Это важная вообще тема и в моей в том числе жизни, и в жизни паствы, которая меня окружает — умение простить, принять человека. Наверное, тема прощения связана с тем, что мы даем человеку быть самим собой. Вот мы себе позволяем быть тем, кто мы хотим. Но если мы себе позволяем, то нужно позволять и другим людям тоже быть тем, кем они считают нужным. Если мы отказываемся простить человека, то мы отказываемся, скажем так, утвердить его личность, что он, личность, имеет право быть любым: имеет право иметь свое мнение, что-то принимать, что-то не принимать. Но она, личность, — это целый мир. Готов ли ты принимать? Ну конечно, ты должен принимать такого человека, даже если он тебе что-то сделал. И я стараюсь всегда переходить через эту грань, то есть никогда себе не ставить вот этот барьер. Если мне когда-то приходит обида на человека, я всегда это тяжело переживаю. И если это есть внутри, это может быть какая-то яркая вспышка, но через некоторое время это переобразовывается в какую-то настроенность, что ну зачем же, ну прими. Наверное, не было у меня таких серьезных эпизодов в жизни. Хотя я понимаю, что они могут быть, если человек убил твоего ребенка или кого-то твоего ближнего, пойди прости его. Как Елизавета Федоровна, например, пошла. И люди порой прощают, но они сталкиваются с тем, что они не могут его принять уже прежним, не могут его принять как человека.
Вот вопрос: это прощение или нет?
Мне кажется да, это прощение, если человек его прощает на уровне своей воли. Что вот, я от себя, что касается меня, я его прощаю. И если меня спросит Господь, что наказать его за то, что он тебе сделал, или простить, я скажу: простить. Ну, это для меня, что я уже его простил.
Не наказывать то есть.
Да, если человек попросит у меня там кусок хлеба или стакан воды, я ему дам. Но бывает — ну, я опять же говорю не про себя, а про человека, который действительно пережил очень тяжелую от другого, — что сердце не принимает, не раскрывается. И я считаю, что это не зависит от тебя, это уже некоторая чувственная сторона. Как ты можешь поменять чувство? Вот у тебя есть вот такое на него озлобление. Но ты его принимаешь. Если он придет к тебе, ты его примешь. А вот, именно раскрыться к нему тяжело. Но тут время, наверное, важно стоять на вот этой ступеньке, что ты его готов принять, готов вновь с ним общаться, что-то разделить. Не убивать в нем личность, не убивать в нем человека и видеть в нем потенциал. Когда мы сами делаем что-то плохое, мы видим в себе что-то лучше.

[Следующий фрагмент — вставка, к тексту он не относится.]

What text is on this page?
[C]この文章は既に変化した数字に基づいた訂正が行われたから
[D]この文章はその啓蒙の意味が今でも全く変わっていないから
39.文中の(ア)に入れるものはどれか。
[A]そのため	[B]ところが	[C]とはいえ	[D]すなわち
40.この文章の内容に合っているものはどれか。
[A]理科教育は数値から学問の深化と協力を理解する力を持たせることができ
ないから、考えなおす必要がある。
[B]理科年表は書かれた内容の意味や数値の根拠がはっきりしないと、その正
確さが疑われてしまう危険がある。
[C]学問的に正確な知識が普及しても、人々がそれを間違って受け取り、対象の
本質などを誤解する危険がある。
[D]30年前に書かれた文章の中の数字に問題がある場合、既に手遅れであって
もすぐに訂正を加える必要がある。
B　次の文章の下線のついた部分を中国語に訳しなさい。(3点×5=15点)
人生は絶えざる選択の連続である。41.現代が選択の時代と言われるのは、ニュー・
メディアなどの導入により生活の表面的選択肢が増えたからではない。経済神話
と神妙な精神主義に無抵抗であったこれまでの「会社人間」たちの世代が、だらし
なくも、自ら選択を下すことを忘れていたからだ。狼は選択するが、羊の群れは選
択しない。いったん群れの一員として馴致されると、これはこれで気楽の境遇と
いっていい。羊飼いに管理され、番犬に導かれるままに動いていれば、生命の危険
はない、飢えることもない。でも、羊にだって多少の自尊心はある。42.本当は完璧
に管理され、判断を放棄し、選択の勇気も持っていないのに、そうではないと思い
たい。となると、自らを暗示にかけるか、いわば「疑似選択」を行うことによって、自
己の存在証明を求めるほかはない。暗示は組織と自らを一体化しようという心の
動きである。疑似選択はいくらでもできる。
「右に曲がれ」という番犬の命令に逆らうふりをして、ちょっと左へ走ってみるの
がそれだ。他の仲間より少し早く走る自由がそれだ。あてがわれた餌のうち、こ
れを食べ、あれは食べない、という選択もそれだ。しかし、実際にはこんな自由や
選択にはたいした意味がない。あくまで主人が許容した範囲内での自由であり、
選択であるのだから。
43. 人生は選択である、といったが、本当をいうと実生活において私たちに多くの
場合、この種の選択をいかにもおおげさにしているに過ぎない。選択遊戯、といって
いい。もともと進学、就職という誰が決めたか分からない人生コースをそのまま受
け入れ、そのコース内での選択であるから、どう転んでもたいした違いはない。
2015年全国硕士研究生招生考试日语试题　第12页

Мы говорим: ну, на самом-то деле я не такой, я сейчас поступал, а у меня настроение было плохое, а в большинстве случаев я другой.
Вообще я хороший, да.
А человек, которого ты оскорбил, не знает, что ты в большинстве случаев бываешь другой, а для него ты сейчас весь себя проявил, он понял, что ты другой. Но ты себя прощаешь. А вот другому дать возможность быть иным и видеть в нем что-то хорошее. Ну да, для меня такой важный момент, что человеку нужно всегда давать возможность проявлять себя, проявить свою личность.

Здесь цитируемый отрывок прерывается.